DIE MEISTERSINGER VON NÜRNBERG
Hans Sachs, Giorgio Tozzi
Veit Pogner, Ernst Wiemann
Kunz Vogelsang, Willy Hartmann
Konrad Nachtigall, William Workman
Sixtus Beckmesser, Toni Blankenheim
Fritz Kothner, Hans-Otto Kloose
Balthasar Zorn, Kurt Marschner
Ulrich Eisslinger, Wilfried Plate
Augustin Moser, Jürgen Förster
Hermann Ortel, Franz Grundheber
Hans Schwarz, Carl Schultz
Hans Foltz, Karl Otto
Walther von Stolzing, Richard Cassilly
David, Gerhard Unger
Eva, Arlene Saunders
Magdalene, Ursula Boese
Un Veilleur de nuit, Vladimir Rudzak

Chœur et Ballet de l’Opéra de Hambourg
Orchestre Philarmonique de Hambourg
Leopold Ludwig direction

Mise en scène, Leopold Lindtberg
Décors, Herbert Kirchhoff
Costumes, Rudolf Heinrich

2 DVD Arthaus, 101 273




Oh ! La galère...


En des temps lointains, à l’époque où l’on ne captait des productions lyriques qu’avec parcimonie, Rolf Liebermann voulut garder mémoire de treize des plus belles réussites de son « principat » hambourgeois. Légendaires (c’est un peu le dahut du petit monde de l’opéra, puisque, finalement, peu de ceux qui en parlaient les avaient vraiment vus) ces films étaient auréolés d’un nimbe qui devait beaucoup au souvenir de ce que le même Liebermann a fait, ensuite, à Paris. Un nimbe et quelques noms : Jurinac pour Wozzeck, Fischer-Dieskau pour la Flûte, Silja pour Fidelio…

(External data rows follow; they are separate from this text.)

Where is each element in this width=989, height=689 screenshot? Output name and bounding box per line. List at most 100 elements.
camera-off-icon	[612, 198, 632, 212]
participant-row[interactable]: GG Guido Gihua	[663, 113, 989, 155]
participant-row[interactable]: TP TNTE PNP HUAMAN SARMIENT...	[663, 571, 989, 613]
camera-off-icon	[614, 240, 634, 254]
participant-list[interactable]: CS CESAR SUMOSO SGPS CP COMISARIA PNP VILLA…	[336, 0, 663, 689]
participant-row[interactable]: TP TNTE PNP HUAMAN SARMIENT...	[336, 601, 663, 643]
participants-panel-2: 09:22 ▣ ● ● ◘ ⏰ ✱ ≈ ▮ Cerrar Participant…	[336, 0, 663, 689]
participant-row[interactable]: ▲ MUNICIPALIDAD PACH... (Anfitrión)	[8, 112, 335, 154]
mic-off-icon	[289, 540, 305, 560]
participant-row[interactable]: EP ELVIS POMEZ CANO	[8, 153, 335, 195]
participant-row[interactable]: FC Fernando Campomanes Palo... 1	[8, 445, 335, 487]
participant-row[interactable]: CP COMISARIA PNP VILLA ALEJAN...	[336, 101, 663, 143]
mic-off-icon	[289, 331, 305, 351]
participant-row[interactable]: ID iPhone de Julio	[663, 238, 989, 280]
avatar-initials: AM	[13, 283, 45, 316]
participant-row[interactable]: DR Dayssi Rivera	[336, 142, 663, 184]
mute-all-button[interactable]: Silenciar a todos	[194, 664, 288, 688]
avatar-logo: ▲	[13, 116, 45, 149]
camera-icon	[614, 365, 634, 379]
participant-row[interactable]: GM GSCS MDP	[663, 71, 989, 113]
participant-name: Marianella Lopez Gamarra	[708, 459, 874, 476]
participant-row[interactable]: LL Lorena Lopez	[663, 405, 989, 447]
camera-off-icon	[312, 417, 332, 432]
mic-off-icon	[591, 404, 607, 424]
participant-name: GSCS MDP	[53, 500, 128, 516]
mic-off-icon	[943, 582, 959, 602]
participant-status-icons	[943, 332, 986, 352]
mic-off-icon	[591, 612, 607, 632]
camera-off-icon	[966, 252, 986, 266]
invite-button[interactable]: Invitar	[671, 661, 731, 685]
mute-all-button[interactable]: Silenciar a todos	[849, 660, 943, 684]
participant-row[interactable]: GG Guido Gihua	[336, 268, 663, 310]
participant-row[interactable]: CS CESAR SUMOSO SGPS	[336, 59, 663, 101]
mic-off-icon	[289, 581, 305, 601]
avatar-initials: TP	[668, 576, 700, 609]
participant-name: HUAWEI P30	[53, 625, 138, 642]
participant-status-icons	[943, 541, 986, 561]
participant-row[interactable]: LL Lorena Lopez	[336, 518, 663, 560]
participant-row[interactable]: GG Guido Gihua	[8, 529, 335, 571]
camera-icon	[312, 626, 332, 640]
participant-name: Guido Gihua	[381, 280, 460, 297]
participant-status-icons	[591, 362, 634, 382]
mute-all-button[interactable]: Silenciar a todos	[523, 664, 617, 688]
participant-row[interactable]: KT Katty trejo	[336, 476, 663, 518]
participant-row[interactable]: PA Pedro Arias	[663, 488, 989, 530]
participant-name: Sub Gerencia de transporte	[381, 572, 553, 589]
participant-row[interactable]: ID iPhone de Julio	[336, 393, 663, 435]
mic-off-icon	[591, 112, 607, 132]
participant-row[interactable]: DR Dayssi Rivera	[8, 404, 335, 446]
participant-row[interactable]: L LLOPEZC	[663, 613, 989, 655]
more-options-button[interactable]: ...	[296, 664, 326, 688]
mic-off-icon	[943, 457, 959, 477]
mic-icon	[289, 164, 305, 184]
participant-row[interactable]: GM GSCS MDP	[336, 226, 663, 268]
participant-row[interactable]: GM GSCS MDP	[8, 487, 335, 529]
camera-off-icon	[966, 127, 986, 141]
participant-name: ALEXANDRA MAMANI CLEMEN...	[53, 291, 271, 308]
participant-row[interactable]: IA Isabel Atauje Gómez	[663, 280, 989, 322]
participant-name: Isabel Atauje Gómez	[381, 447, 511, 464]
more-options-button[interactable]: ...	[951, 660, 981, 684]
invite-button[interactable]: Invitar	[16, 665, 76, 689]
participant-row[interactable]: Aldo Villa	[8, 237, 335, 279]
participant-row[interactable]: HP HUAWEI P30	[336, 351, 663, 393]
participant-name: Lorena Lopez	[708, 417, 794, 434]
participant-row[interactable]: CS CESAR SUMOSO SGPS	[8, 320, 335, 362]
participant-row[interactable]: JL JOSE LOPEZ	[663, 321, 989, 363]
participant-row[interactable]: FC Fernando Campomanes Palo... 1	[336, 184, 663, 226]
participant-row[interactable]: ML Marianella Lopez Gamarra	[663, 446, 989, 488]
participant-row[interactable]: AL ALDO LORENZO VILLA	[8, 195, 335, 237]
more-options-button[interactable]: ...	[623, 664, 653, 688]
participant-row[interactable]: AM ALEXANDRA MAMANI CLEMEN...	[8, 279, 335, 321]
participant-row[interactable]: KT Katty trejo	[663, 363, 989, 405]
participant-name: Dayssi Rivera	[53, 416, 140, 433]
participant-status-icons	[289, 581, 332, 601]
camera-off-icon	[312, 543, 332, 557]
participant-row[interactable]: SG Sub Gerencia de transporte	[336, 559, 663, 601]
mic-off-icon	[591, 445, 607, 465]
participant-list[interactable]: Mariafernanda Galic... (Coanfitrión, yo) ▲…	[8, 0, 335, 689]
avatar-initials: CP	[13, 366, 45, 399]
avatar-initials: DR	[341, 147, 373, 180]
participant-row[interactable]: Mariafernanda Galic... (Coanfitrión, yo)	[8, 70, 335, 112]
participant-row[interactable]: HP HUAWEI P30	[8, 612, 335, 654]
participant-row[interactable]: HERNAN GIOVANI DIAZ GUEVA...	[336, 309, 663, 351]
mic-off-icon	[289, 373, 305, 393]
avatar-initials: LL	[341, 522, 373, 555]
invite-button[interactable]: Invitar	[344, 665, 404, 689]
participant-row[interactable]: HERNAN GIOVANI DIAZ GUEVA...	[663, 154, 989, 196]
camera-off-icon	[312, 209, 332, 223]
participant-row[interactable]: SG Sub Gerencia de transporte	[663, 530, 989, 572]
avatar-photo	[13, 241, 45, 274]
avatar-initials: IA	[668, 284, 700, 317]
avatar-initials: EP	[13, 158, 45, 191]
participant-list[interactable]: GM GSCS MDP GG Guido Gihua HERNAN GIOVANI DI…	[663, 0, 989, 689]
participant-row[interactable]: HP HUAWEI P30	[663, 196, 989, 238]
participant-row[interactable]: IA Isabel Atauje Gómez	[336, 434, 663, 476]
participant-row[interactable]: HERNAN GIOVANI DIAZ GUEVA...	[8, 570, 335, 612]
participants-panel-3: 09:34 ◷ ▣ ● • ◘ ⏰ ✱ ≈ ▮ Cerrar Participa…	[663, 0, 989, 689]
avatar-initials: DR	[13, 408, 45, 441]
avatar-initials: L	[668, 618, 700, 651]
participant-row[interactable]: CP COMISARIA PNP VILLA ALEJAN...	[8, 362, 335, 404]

Mais voilà, mauvaise pioche avec ces Maîtres. Treize productions, ça porte malheur ! On a tiré le gentil cousin de province. Celui qu’on ne sort qu’à regret en société ; celui qui porte (c’est d’ailleurs l’un des derniers) d’improbables complets pied-de-poule, des gants beurre-frais et des bottines vernies… Le brave garçon, comme on dit chez moi.

C’est très périlleux de monter les Maîtres. Parce que, plus peut-être qu’aucun autre opéra de Wagner, il prête autant aux tunnels qu’à la caricature. Le « saint art allemand » a fait beaucoup de mal à son géniteur et a servi de caution a de biens tristes sires. Carton-pâte et bannières ; barbes postiches poussiéreuses et tout le tralala. Petit examen : avons-nous droit à cela ici ? Pas tout à fait, puisque la production réussi le tour de force périlleux de faire un acrobatique grand écart entre les options contraires du « Nouveau Bayreuth » d’alors : l’épure de Wieland Wagner et l’imagier sur-décoratif et redondant de son frère Wolfgang.

Un peu court pour ce qui est de la souplesse que demande l’exercice M. Lindtberg reste fâcheusement coincé entre les deux. Décors sobres (c’est l’euphémisme pour « rudimentaires »). Rien ne déplaît franchement ; rien ne captive non plus. On aime juste la couleur passée des costumes crypto-renaissants parce que ça donne un (tout) petit frisson archéologique. C’est comme contempler une vieille tunique délavée, fripée et mitée dans un obscur musée de troisième rang ; c’est un témoignage. Comme, aussi, le play-back (plutôt bien maîtrisé, par ailleurs).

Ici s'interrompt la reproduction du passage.